Тимофей не сдержался и прыснул в кулак.
— Вот теперь я понимаю, почему Спаситель сказал: «И будут вас ненавидеть за имя Моё», — тихо сказал он, погасив улыбку.
Аппий поднял свой меч за лезвие и ещё раз ударил рукоятью о мраморную колонну.
— Я выслушал стороны, — объявил он, не поднимая лица, — но у меня остались ещё вопросы.
Проконсул обратил взор на Манция, безропотно скрипящего стилом по пергаменту в своём углу. Тот, встретившись глазами с патроном, шмыгнул носом и, отвернувшись, засвистел.
— Сынок, — покаянным шёпотом спросил Аппий, — шея болит?
— Уже нет, — холодно ответил управляющий.
— В следующий раз, коли накажу тебя без вины, дай мне в рыло. Итак, — Аппий обернулся к подследственным, бесцеремонно взял амфору за надломанную ручку, набулькал в свою чашу четверть пинты вина, — Прекратили в носу ковыряться, сели смирно, руки на стол. Спрашиваю всех четверых. Боитесь ли вы смерти? Иустин?
— Жду, яко невесту! — дрогнувшим фальцетом изрёк старик и замер в позе египетского сфинкса, бросив на стену огромную тень своего горбоносого лица.
— Я тебя понимаю, — усмехнулся проконсул, — Старость, немощь, больная селезёнка, дурной нрав. Бабы опять же не любят… От такой жизни и трус откажется. Но вот Ливия, сколь я успел понять, моложе тебя, да и ребенком обременена. Скажи, женщина, рада ли ты будешь смертному приговору?
Ливия подняла своё грубоватое, наивное лицо и улыбнулась растерянно и беззащитно.
— Рада не мечу прободающему, но что волю учителя исполнила, — промолвила она едва слышно.
— Квинт?
Квестор сник и по-паучьи упёрся кулаками в стол.
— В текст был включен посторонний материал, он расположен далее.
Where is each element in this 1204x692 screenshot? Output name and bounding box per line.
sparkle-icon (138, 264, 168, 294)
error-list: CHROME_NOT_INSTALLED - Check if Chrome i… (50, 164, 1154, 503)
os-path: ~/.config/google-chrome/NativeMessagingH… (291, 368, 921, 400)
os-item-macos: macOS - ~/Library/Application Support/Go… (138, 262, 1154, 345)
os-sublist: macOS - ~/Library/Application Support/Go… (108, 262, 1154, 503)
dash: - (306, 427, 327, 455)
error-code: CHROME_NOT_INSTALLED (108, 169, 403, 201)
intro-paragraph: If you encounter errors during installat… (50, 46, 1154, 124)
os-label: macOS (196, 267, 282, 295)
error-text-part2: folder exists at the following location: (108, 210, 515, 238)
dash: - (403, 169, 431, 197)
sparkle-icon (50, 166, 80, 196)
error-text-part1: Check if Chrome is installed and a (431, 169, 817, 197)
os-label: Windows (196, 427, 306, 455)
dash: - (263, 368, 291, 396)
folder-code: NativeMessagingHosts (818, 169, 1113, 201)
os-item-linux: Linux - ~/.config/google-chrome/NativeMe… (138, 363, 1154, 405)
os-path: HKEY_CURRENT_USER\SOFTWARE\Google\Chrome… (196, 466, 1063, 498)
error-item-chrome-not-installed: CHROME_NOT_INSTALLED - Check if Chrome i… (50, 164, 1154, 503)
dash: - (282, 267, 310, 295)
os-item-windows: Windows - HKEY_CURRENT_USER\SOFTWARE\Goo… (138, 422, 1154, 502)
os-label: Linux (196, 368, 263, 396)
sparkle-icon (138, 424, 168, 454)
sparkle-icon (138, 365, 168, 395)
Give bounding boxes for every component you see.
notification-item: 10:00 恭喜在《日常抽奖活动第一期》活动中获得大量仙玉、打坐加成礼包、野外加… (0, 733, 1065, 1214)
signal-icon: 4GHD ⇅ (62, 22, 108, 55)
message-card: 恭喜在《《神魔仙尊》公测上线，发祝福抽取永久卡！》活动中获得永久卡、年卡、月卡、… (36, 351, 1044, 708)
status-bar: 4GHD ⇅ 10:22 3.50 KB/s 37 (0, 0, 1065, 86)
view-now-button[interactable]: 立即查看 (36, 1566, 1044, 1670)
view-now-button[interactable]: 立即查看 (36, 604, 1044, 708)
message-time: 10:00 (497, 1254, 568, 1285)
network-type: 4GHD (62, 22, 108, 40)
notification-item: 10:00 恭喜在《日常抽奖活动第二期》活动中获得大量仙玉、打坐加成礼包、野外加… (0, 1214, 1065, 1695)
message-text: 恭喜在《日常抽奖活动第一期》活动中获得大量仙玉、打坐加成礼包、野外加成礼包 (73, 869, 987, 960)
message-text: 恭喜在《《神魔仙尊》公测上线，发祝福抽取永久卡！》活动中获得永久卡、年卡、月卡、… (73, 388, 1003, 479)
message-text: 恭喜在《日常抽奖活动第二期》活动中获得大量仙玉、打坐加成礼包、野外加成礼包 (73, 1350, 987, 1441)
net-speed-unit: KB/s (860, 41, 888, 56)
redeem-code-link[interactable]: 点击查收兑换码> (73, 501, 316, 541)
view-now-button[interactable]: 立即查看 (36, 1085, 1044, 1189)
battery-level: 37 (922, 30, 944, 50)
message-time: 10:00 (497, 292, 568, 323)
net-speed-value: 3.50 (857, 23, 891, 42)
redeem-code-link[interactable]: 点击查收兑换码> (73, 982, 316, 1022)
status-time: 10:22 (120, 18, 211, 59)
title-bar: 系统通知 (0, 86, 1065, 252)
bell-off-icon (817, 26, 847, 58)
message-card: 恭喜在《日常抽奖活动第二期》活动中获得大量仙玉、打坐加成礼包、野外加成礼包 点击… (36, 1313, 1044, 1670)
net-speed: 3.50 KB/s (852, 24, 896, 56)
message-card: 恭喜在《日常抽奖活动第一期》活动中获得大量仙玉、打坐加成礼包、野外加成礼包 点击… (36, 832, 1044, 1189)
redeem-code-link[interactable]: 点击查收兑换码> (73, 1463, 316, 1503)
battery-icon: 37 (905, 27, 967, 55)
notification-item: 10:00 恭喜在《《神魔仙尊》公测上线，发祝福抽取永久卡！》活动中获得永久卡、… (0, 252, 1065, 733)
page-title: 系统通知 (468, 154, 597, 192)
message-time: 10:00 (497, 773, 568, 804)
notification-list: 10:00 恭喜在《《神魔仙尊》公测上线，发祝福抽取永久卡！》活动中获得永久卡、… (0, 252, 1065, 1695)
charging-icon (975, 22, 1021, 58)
— Трусоват я, — печально объявил он, тяжело вздохнув, — Это все тут сидящие ведают, это не секрет. Однако думаю не только о настоящем, но и о будущем дне, — он достал из Тимофеева ящика одну из квитанций и, не читая, сунул свиток в закреплённую на опорной колонне плошку с пылающим жиром, — Если я преодолею страх, имя моё потомки будут славить. Если отступлю, сгорит и слава моя, и душа в пламени адском, как сгорят слава и души сих предателей, кои…
— Сколько же словесной трескотни, Юпитер…Ты, Тимофей?
Архитектор положил подбородок на скрещённые руки и на несколько мгновении задумался.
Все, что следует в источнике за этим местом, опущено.